Cifre che oggi vanno riviste al rialzo anche se da spalmare sui bilanci di 30 anni. Al di là dei costi complessivi che potranno essere quindi ben più alti anche per l’Italia possiamo permetterci l’F-35? Gli aerei vecchi vanno indubbiamente sostituiti ma il bilancio Difesa 2011 (14,3 miliardi per le forze armate) verrà tagliato di 2,5 miliardi tra il 2012 e il 2013. Tagli che colpiranno manutenzione, addestramento e l’acquisizione di nuovi mezzi poiché non è possibile tagliare gli stipendi ai militari, voce che già assorbe il 70 per cento del bilancio con tendenza a crescere. In assenza di risorse certe per il futuro, cioè di una pianificazione finanziaria a lungo termine, acquistare l’F 35 (o altri nuovi mezzi) significa rischiare di non aver i soldi per gestirli e tenerli in efficienza. In pratica è come se comprassimo una Ferrari, per giunta a rate ma non avessimo i soldi per fare il pieno, bollo e assicurazione e tagliandi.
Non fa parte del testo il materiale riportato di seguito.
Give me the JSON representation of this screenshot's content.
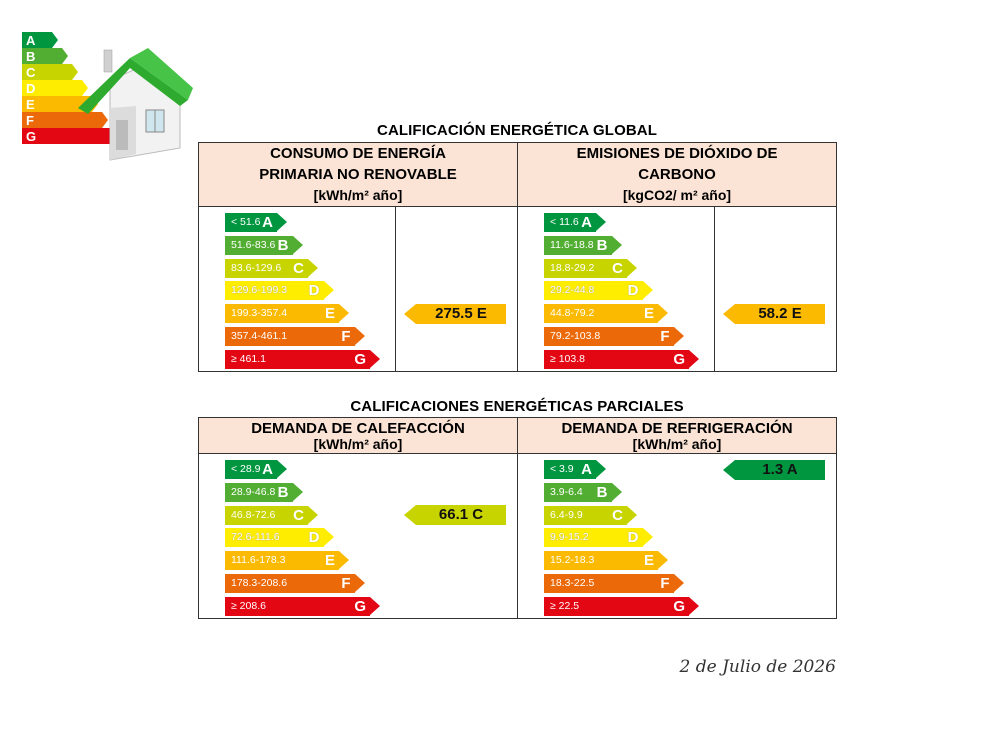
{
  "logo": {
    "letters": [
      "A",
      "B",
      "C",
      "D",
      "E",
      "F",
      "G"
    ]
  },
  "global": {
    "title": "CALIFICACIÓN ENERGÉTICA GLOBAL",
    "consumo": {
      "header_line1": "CONSUMO DE ENERGÍA",
      "header_line2": "PRIMARIA NO RENOVABLE",
      "unit": "[kWh/m² año]",
      "bars": [
        {
          "range": "< 51.6",
          "letter": "A",
          "color": "#009640"
        },
        {
          "range": "51.6-83.6",
          "letter": "B",
          "color": "#52ae32"
        },
        {
          "range": "83.6-129.6",
          "letter": "C",
          "color": "#c8d400"
        },
        {
          "range": "129.6-199.3",
          "letter": "D",
          "color": "#ffed00"
        },
        {
          "range": "199.3-357.4",
          "letter": "E",
          "color": "#fbba00"
        },
        {
          "range": "357.4-461.1",
          "letter": "F",
          "color": "#eb6909"
        },
        {
          "range": "≥ 461.1",
          "letter": "G",
          "color": "#e30613"
        }
      ],
      "indicator": {
        "value": "275.5 E",
        "color": "#fbba00",
        "level": "E"
      }
    },
    "emisiones": {
      "header_line1": "EMISIONES DE DIÓXIDO DE",
      "header_line2": "CARBONO",
      "unit": "[kgCO2/ m² año]",
      "bars": [
        {
          "range": "< 11.6",
          "letter": "A",
          "color": "#009640"
        },
        {
          "range": "11.6-18.8",
          "letter": "B",
          "color": "#52ae32"
        },
        {
          "range": "18.8-29.2",
          "letter": "C",
          "color": "#c8d400"
        },
        {
          "range": "29.2-44.8",
          "letter": "D",
          "color": "#ffed00"
        },
        {
          "range": "44.8-79.2",
          "letter": "E",
          "color": "#fbba00"
        },
        {
          "range": "79.2-103.8",
          "letter": "F",
          "color": "#eb6909"
        },
        {
          "range": "≥ 103.8",
          "letter": "G",
          "color": "#e30613"
        }
      ],
      "indicator": {
        "value": "58.2 E",
        "color": "#fbba00",
        "level": "E"
      }
    }
  },
  "partial": {
    "title": "CALIFICACIONES ENERGÉTICAS PARCIALES",
    "calefaccion": {
      "header_line1": "DEMANDA DE CALEFACCIÓN",
      "unit": "[kWh/m² año]",
      "bars": [
        {
          "range": "< 28.9",
          "letter": "A",
          "color": "#009640"
        },
        {
          "range": "28.9-46.8",
          "letter": "B",
          "color": "#52ae32"
        },
        {
          "range": "46.8-72.6",
          "letter": "C",
          "color": "#c8d400"
        },
        {
          "range": "72.6-111.6",
          "letter": "D",
          "color": "#ffed00"
        },
        {
          "range": "111.6-178.3",
          "letter": "E",
          "color": "#fbba00"
        },
        {
          "range": "178.3-208.6",
          "letter": "F",
          "color": "#eb6909"
        },
        {
          "range": "≥ 208.6",
          "letter": "G",
          "color": "#e30613"
        }
      ],
      "indicator": {
        "value": "66.1 C",
        "color": "#c8d400",
        "level": "C"
      }
    },
    "refrigeracion": {
      "header_line1": "DEMANDA DE REFRIGERACIÓN",
      "unit": "[kWh/m² año]",
      "bars": [
        {
          "range": "< 3.9",
          "letter": "A",
          "color": "#009640"
        },
        {
          "range": "3.9-6.4",
          "letter": "B",
          "color": "#52ae32"
        },
        {
          "range": "6.4-9.9",
          "letter": "C",
          "color": "#c8d400"
        },
        {
          "range": "9.9-15.2",
          "letter": "D",
          "color": "#ffed00"
        },
        {
          "range": "15.2-18.3",
          "letter": "E",
          "color": "#fbba00"
        },
        {
          "range": "18.3-22.5",
          "letter": "F",
          "color": "#eb6909"
        },
        {
          "range": "≥ 22.5",
          "letter": "G",
          "color": "#e30613"
        }
      ],
      "indicator": {
        "value": "1.3 A",
        "color": "#009640",
        "level": "A"
      }
    }
  },
  "date": "2 de Julio de 2026"
}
Inutile affermare, come fanno i pacifisti, che con un il costo di un F-35 si potrebbero attuare importanti politiche sociali poiché la Difesa è una funzione indispensabile per uno Stato tale e quale il welfare ma un velivolo così costoso e sofisticato è indispensabile? Per bombardare chi? Guerriglieri talebani o truppe di Paesi a bassa tecnologia come quelli che affrontiamo in ambito Nato da 20 anni? Per colpire nemici simili potrebbero essere sufficienti anche velivoli meno avveniristici dell’F-35 che rischia di essere l’ultimo cacciabombardiere pilotato, sostituito tra 30 anni da meno costosi velivoli teleguidati senza pilota.
La soluzione più probabile è che l’Italia segua la tendenza degli alleati alle prese come noi con problemi di bilancio, riducendo il numero di jet da acquistare a 70/90 e acquisendoli in tempi più lunghi. Scelte che potrebbero ridurre i costi ma anche le compensazioni industriali all’Italia. Un compromesso che accontenterebbe le richieste politico/demagogiche ma lascerebbe l’Italia vincolata agli Stati Uniti. L’alternativa di abbandonare il programma (buttando 3,7 miliardi di euro già spesi) seguendo la Germania nell’impiego multiruolo dei caccia Typhoon non comporterebbe grandi risparmi ma lascerebbe la Marina priva di un velivolo imbarcato per la portaerei Cavour.